Iran enriches uranium at the Natanz site near the city of Isfahan.

TEHRAN (Reuters) -- Iran has dismissed a British newspaper report that it was running short of raw uranium for a nuclear program the West fears has military aims.

"The Times" said last month Western powers believed Iran was facing a shortfall of raw uranium and were urging producer states not to sell it to Tehran.

"Such news has been raised by the media with no scientific basis," Foreign Ministry spokesman Hassan Qashqavi told a news conference when asked about the report. "The news has been the product of a few analyses and guesswork and articles."
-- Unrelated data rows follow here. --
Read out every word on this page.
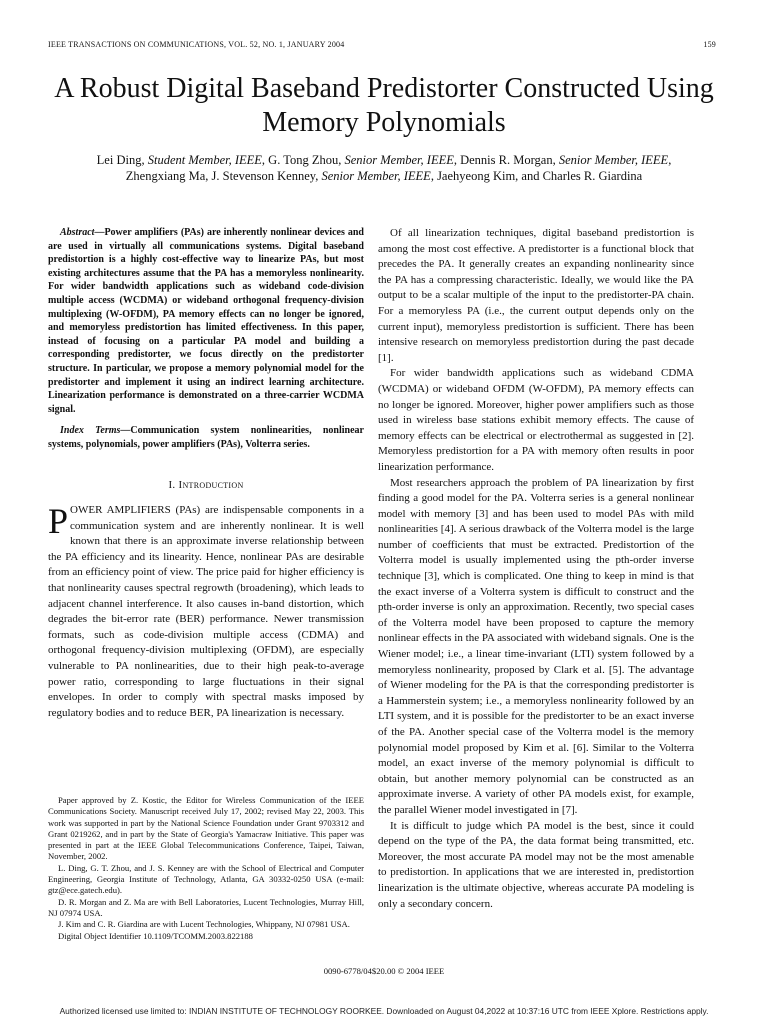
IEEE TRANSACTIONS ON COMMUNICATIONS, VOL. 52, NO. 1, JANUARY 2004	159
A Robust Digital Baseband Predistorter Constructed Using Memory Polynomials
Lei Ding, Student Member, IEEE, G. Tong Zhou, Senior Member, IEEE, Dennis R. Morgan, Senior Member, IEEE,
Zhengxiang Ma, J. Stevenson Kenney, Senior Member, IEEE, Jaehyeong Kim, and Charles R. Giardina

Abstract—Power amplifiers (PAs) are inherently nonlinear devices and are used in virtually all communications systems. Digital baseband predistortion is a highly cost-effective way to linearize PAs, but most existing architectures assume that the PA has a memoryless nonlinearity. For wider bandwidth applications such as wideband code-division multiple access (WCDMA) or wideband orthogonal frequency-division multiplexing (W-OFDM), PA memory effects can no longer be ignored, and memoryless predistortion has limited effectiveness. In this paper, instead of focusing on a particular PA model and building a corresponding predistorter, we focus directly on the predistorter structure. In particular, we propose a memory polynomial model for the predistorter and implement it using an indirect learning architecture. Linearization performance is demonstrated on a three-carrier WCDMA signal.

Index Terms—Communication system nonlinearities, nonlinear systems, polynomials, power amplifiers (PAs), Volterra series.

I. Introduction

POWER AMPLIFIERS (PAs) are indispensable components in a communication system and are inherently nonlinear. It is well known that there is an approximate inverse relationship between the PA efficiency and its linearity. Hence, nonlinear PAs are desirable from an efficiency point of view. The price paid for higher efficiency is that nonlinearity causes spectral regrowth (broadening), which leads to adjacent channel interference. It also causes in-band distortion, which degrades the bit-error rate (BER) performance. Newer transmission formats, such as code-division multiple access (CDMA) and orthogonal frequency-division multiplexing (OFDM), are especially vulnerable to PA nonlinearities, due to their high peak-to-average power ratio, corresponding to large fluctuations in their signal envelopes. In order to comply with spectral masks imposed by regulatory bodies and to reduce BER, PA linearization is necessary.

Paper approved by Z. Kostic, the Editor for Wireless Communication of the IEEE Communications Society. Manuscript received July 17, 2002; revised May 22, 2003. This work was supported in part by the National Science Foundation under Grant 9703312 and Grant 0219262, and in part by the State of Georgia's Yamacraw Initiative. This paper was presented in part at the IEEE Global Telecommunications Conference, Taipei, Taiwan, November, 2002.

L. Ding, G. T. Zhou, and J. S. Kenney are with the School of Electrical and Computer Engineering, Georgia Institute of Technology, Atlanta, GA 30332-0250 USA (e-mail: gtz@ece.gatech.edu).

D. R. Morgan and Z. Ma are with Bell Laboratories, Lucent Technologies, Murray Hill, NJ 07974 USA.

J. Kim and C. R. Giardina are with Lucent Technologies, Whippany, NJ 07981 USA.

Digital Object Identifier 10.1109/TCOMM.2003.822188

Of all linearization techniques, digital baseband predistortion is among the most cost effective. A predistorter is a functional block that precedes the PA. It generally creates an expanding nonlinearity since the PA has a compressing characteristic. Ideally, we would like the PA output to be a scalar multiple of the input to the predistorter-PA chain. For a memoryless PA (i.e., the current output depends only on the current input), memoryless predistortion is sufficient. There has been intensive research on memoryless predistortion during the past decade [1].

For wider bandwidth applications such as wideband CDMA (WCDMA) or wideband OFDM (W-OFDM), PA memory effects can no longer be ignored. Moreover, higher power amplifiers such as those used in wireless base stations exhibit memory effects. The cause of memory effects can be electrical or electrothermal as suggested in [2]. Memoryless predistortion for a PA with memory often results in poor linearization performance.

Most researchers approach the problem of PA linearization by first finding a good model for the PA. Volterra series is a general nonlinear model with memory [3] and has been used to model PAs with mild nonlinearities [4]. A serious drawback of the Volterra model is the large number of coefficients that must be extracted. Predistortion of the Volterra model is usually implemented using the pth-order inverse technique [3], which is complicated. One thing to keep in mind is that the exact inverse of a Volterra system is difficult to construct and the pth-order inverse is only an approximation. Recently, two special cases of the Volterra model have been proposed to capture the memory nonlinear effects in the PA associated with wideband signals. One is the Wiener model; i.e., a linear time-invariant (LTI) system followed by a memoryless nonlinearity, proposed by Clark et al. [5]. The advantage of Wiener modeling for the PA is that the corresponding predistorter is a Hammerstein system; i.e., a memoryless nonlinearity followed by an LTI system, and it is possible for the predistorter to be an exact inverse of the PA. Another special case of the Volterra model is the memory polynomial model proposed by Kim et al. [6]. Similar to the Volterra model, an exact inverse of the memory polynomial is difficult to obtain, but another memory polynomial can be constructed as an approximate inverse. A variety of other PA models exist, for example, the parallel Wiener model investigated in [7].

It is difficult to judge which PA model is the best, since it could depend on the type of the PA, the data format being transmitted, etc. Moreover, the most accurate PA model may not be the most amenable to predistortion. In applications that we are interested in, predistortion linearization is the ultimate objective, whereas accurate PA modeling is only a secondary concern.

0090-6778/04$20.00 © 2004 IEEE
Authorized licensed use limited to: INDIAN INSTITUTE OF TECHNOLOGY ROORKEE. Downloaded on August 04,2022 at 10:37:16 UTC from IEEE Xplore. Restrictions apply.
Iran says its nuclear work is aimed at generating electricity so that the world's fourth-largest crude producer can export more of its oil and natural gas, rejecting Western accusations the program is a cover for making bombs.
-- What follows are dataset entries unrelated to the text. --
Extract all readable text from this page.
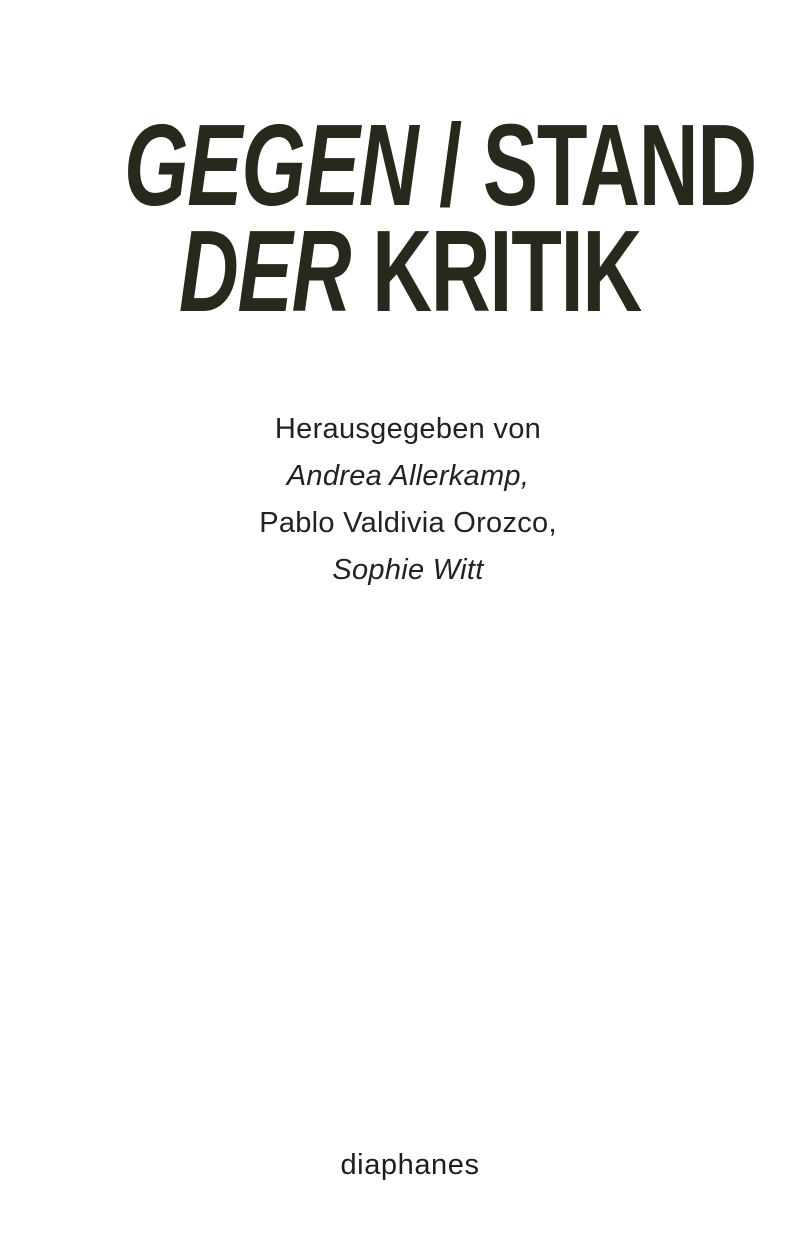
GEGEN / STAND
DER KRITIK
Herausgegeben von
Andrea Allerkamp,
Pablo Valdivia Orozco,
Sophie Witt
diaphanes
The enriched uranium required for use in nuclear reactors or weapons is produced in centrifuges that spin uranium hexafluoride gas (UF6) at high speeds. The UF6 is derived in a chemical reaction from "yellow cake," a concentrate obtained from mined uranium ore.

In its January 24 report, "The Times" quoted sources as saying Iran had nearly exhausted its stock of yellow cake, of which it had acquired several thousand tons from South Africa in the mid-1970s.

The British newspaper said that late last year Britain's Foreign Office ordered its diplomats in Kazakhstan, Uzbekistan, and Brazil -- all major uranium producers -- to lobby their governments on the issue.

Iran has a uranium ore-processing plant at Isfahan, some 400 kilometers south of Tehran, which has been under regular inspection by the UN nuclear watchdog, the International Atomic Energy Agency.